Fieldstone Robotics sells quality-inspection robotics to medical device manufacturers. Forty people, one CRO, and a market where every deal needs quality, regulatory, and clinical leaders to agree.
"Our buyers don't answer cold email," says CRO Jonah Weiss. "They answer people they've met. Our whole pipeline came out of rooms: we just couldn't control which rooms, or who we'd meet in them."
The Tuesday post
In July, Skylarq flagged a signal: Mara Voss, VP Quality at Ostrand Medical, a named buyer on Fieldstone's tracked list, posted publicly about the growing burden of post-market surveillance data. Two weeks later, her name appeared on the program of the Harborlight Quality Summit.
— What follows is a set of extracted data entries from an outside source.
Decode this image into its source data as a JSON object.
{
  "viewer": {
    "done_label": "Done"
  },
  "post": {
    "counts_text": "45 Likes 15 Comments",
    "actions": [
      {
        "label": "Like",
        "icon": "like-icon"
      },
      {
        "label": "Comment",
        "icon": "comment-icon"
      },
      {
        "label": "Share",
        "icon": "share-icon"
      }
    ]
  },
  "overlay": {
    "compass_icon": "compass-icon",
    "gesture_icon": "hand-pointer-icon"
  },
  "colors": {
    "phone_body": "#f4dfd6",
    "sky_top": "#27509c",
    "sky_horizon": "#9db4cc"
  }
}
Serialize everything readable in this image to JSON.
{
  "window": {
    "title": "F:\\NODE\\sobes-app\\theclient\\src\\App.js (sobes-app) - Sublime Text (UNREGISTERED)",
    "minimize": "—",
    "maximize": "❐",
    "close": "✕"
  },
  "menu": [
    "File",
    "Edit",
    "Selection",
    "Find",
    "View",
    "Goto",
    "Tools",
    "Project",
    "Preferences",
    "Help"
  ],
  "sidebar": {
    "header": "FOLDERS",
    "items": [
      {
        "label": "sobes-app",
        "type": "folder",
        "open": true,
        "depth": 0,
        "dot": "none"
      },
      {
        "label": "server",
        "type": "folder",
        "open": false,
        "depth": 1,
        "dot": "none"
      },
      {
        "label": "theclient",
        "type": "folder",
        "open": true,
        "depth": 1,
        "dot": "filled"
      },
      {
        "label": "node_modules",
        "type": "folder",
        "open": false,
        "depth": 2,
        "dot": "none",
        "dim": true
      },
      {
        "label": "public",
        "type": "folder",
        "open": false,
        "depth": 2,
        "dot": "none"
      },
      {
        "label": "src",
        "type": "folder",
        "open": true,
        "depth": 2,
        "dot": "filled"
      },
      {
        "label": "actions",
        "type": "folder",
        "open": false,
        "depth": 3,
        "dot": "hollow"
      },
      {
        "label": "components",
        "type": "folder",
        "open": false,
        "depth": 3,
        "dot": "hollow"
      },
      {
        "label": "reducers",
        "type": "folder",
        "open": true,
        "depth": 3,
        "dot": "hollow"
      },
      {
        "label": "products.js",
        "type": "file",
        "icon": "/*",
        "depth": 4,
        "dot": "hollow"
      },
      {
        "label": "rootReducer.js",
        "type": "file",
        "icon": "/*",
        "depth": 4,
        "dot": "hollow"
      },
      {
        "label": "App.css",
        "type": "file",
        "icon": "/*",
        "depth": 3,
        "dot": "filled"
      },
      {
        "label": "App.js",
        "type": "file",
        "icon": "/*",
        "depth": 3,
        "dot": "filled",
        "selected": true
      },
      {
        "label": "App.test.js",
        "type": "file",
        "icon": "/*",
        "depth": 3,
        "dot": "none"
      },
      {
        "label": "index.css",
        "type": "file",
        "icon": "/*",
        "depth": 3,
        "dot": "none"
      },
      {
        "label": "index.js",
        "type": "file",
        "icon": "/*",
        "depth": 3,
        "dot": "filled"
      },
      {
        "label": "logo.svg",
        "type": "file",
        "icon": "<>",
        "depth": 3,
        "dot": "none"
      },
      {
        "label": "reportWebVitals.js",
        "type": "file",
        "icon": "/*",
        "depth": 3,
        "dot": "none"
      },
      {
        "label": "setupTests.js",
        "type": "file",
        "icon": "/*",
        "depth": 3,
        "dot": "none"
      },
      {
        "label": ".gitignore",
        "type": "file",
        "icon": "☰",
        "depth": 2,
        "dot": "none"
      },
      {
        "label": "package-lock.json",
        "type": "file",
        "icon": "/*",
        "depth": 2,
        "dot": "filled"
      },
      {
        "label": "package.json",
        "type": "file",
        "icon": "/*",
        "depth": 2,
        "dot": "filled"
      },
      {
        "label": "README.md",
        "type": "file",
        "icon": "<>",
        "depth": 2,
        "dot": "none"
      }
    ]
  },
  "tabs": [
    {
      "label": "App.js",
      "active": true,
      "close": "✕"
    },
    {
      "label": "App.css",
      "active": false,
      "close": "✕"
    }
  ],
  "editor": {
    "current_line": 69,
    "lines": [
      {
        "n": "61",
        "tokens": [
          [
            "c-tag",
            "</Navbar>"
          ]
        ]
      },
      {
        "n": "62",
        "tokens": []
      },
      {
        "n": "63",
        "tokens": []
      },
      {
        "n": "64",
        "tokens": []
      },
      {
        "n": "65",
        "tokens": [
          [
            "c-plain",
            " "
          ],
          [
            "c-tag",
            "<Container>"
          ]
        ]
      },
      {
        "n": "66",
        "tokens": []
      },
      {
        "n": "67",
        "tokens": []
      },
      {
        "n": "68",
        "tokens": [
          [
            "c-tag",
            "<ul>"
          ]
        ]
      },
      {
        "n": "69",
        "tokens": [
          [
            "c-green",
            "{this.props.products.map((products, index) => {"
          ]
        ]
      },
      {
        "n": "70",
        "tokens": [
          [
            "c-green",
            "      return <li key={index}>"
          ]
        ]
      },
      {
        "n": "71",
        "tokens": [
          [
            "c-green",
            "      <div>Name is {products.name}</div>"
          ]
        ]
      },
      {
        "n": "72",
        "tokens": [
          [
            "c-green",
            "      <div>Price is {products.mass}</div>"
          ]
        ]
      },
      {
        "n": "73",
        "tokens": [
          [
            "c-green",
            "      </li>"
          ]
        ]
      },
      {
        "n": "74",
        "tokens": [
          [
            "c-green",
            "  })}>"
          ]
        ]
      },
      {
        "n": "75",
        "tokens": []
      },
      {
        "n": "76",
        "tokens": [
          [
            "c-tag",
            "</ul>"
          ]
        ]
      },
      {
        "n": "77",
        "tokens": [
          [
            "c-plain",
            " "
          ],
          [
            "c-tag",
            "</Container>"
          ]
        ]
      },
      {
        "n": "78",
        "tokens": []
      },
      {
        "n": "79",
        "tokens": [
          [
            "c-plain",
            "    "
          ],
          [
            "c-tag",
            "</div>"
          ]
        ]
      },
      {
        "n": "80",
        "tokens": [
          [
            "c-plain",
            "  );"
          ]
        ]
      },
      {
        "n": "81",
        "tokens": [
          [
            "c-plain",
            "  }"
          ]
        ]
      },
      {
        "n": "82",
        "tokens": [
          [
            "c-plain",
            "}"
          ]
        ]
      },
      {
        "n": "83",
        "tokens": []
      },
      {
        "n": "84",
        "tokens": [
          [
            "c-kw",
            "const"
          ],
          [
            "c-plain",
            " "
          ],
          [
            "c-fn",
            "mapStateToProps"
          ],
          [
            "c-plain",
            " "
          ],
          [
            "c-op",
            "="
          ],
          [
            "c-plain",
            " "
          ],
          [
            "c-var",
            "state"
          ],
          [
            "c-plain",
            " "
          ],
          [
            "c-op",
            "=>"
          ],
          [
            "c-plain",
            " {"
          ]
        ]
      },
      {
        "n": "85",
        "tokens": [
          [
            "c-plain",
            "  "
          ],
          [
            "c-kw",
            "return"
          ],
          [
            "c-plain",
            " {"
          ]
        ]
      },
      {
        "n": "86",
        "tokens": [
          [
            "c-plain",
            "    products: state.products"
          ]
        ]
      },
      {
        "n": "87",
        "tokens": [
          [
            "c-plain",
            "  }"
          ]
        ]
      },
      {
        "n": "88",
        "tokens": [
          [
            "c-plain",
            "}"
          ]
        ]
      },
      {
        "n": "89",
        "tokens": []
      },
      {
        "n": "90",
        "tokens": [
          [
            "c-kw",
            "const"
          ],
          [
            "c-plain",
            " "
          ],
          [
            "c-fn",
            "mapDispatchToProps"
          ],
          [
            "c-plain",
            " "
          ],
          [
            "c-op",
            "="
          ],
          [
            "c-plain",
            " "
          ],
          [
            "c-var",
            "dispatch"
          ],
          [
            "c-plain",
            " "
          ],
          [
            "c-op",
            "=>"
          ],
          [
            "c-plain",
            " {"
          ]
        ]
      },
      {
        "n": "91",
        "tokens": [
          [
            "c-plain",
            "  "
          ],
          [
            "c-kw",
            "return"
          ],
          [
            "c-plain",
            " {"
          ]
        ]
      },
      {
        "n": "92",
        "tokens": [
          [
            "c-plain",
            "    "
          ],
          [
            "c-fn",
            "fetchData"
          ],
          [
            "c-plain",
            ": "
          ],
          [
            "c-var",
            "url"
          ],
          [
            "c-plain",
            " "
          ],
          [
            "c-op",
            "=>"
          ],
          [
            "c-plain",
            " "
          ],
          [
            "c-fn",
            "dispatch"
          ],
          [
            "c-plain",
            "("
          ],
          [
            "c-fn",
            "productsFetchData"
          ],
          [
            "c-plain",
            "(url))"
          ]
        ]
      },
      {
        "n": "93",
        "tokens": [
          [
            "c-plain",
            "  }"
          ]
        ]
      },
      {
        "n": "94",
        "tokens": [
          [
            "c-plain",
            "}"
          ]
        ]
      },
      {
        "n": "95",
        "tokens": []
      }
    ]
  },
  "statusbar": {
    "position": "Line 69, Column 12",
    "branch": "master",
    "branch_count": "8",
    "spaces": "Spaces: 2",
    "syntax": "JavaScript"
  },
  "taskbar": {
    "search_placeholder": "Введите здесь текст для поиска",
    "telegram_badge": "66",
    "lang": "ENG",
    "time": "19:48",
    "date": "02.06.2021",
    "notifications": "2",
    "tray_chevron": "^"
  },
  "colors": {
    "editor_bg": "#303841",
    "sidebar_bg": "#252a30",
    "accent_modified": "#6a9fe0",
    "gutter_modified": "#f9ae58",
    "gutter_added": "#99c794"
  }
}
Skylarq had ranked Harborlight at 86/100 conviction: 34 tracked buyers, 21 in Fieldstone's ICP, 12 confirmed. The suggested play, an exec dinner on the Tuesday, went on the calendar the same week.
The brief and the handshake
Before the flight, Weiss had a dossier on every buyer on his list. For Voss: warming (they'd met briefly at a Meridian dinner in March), a second-degree intro path through advisor Elena Brandt, and an opener drafted from her own post.
"I opened with her point about post-market data. She talked for ten minutes. That conversation was the meeting: the rest was scheduling."
"We stopped hoping the right people would be there. We knew."
The follow-up and the close
That night, Skylarq drafted the follow-up from Weiss's one-tap note. He rewrote a sentence and approved it: nothing sends without that OK. Ostrand's evaluation kicked off within the month, with the quality and regulatory leads Fieldstone had met across the same summit season already in the loop.
The deal closed in Q1: a deal that, by Weiss's own account, no inbox could have started.